Spending too many hours per day on your feet can worsen estrogen dominance and lead to more stress because you've overworked yourself without the proper rest periods.
A yoga or exercise routine can be a great way to relax and ease estrogen dominance symptoms.
Avoid taking hormonal birth control pill
The estrogen dominance diet should exclude any estrogen-producing substances, which includes some hormonal birth control. Hormonal contraceptives contain estrogen and progestin hormones that are not natural for the body to produce on its own.
These synthetic hormones can affect your hormone balance levels and lead to estrogen dominance.
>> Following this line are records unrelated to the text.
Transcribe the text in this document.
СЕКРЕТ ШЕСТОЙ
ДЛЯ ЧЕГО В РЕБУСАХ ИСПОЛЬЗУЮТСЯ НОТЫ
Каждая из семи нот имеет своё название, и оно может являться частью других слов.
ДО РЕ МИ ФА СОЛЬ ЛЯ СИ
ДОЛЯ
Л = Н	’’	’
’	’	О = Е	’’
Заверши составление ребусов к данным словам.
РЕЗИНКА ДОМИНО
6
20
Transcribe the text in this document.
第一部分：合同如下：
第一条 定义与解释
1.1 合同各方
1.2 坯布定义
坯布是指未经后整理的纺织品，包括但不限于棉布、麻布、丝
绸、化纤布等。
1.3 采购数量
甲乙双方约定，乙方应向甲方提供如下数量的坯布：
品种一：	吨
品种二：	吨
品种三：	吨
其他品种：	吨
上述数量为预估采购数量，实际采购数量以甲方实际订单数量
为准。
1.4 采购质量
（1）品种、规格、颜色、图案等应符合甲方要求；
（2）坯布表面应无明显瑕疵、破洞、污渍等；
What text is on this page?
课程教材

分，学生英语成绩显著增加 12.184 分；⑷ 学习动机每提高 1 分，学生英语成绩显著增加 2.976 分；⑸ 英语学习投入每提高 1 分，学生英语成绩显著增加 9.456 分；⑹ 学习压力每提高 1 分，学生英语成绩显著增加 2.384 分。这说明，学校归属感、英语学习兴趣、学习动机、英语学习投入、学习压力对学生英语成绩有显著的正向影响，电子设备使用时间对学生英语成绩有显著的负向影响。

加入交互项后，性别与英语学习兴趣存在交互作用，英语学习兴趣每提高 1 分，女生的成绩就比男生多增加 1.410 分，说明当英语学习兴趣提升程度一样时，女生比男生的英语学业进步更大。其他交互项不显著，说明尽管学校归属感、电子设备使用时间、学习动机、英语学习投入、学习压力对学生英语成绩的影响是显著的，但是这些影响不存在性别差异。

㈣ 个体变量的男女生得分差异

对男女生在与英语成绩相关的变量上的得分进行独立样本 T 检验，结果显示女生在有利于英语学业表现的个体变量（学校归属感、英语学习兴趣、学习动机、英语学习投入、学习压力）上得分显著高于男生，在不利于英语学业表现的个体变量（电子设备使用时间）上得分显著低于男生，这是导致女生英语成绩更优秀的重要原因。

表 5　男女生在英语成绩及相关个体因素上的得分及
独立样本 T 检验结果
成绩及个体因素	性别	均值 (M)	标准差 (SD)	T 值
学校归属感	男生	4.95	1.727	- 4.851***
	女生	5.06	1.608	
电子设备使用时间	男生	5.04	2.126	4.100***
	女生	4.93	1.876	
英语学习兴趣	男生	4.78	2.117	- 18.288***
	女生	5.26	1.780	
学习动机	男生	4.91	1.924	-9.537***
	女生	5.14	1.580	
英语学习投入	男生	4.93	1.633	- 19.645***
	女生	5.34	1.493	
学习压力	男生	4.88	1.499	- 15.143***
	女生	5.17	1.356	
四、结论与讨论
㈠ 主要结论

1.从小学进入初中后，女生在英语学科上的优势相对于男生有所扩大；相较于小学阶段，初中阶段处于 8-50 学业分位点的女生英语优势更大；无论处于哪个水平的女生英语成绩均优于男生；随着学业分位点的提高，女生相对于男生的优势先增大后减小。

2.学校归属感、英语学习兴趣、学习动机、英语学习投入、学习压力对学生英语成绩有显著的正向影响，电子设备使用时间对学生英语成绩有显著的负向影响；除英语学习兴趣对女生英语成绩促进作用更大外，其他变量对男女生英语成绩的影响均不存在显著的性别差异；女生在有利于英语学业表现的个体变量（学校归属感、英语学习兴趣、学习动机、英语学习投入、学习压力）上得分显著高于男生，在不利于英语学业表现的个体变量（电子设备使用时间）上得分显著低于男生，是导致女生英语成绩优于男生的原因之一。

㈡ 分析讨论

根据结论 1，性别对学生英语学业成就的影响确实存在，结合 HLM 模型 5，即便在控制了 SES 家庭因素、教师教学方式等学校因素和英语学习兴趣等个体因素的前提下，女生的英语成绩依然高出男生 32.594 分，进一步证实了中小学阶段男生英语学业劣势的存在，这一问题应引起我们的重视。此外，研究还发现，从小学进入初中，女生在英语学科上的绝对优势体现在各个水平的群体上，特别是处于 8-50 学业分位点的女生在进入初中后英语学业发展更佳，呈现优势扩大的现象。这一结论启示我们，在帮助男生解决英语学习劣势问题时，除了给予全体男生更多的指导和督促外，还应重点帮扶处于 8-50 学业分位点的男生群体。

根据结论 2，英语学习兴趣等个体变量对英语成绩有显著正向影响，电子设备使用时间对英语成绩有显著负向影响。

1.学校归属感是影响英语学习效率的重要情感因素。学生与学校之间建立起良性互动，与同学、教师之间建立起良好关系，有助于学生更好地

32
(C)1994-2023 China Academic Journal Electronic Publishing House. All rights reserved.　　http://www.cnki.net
Some women should avoid estrogen-producing substances, such as oral contraceptives and soy products, because of their already high estrogen levels in the body or for other health reasons.
Limit your meat consumption
Reduce your meat consumption to the bare minimum and eat a vegetarian diet.
Meats are bad for estrogen dominance because they contain estrogen-raising hormones, and estrogen is estrogen. Make sure you eat plenty of estrogen-balancing vegetables and estrogen-depleting foods.
Keep away from chemical products
Chemical products are estrogenic and may increase estrogen levels in the body. Avoid chemical products used to maintain estrogen balance. Avoid estrogenic chemicals such as phthalates and parabens in personal care products, household cleaners, cosmetics, paints, aluminum pots, and pans.
Replace chemical fertilizers with organic food production methods like mulching or composting. Use natural sunscreens that contain only zinc oxide or titanium dioxide. Avoid estrogenic plastics, like plastic food containers and water bottles.
Conclusion
Estrogen dominance is a medical condition that affects estrogen levels in women. There are a variety of foods and natural remedies to help balance estrogen levels. Make sure to include estrogen in your diet, eat cruciferous vegetables, consume phytoestrogens and avoid xenoestrogens.
These diets for estrogen dominance are not fit for all estrogen dominance cases. A healthcare professional must assess each estrogen-dominant person to determine the best course of action for her situation.
Many estrogen-dominant individuals may need more than one diet plan, or they might find that modifying their current lifestyle changes will be enough to rectify problems with estrogen dominance.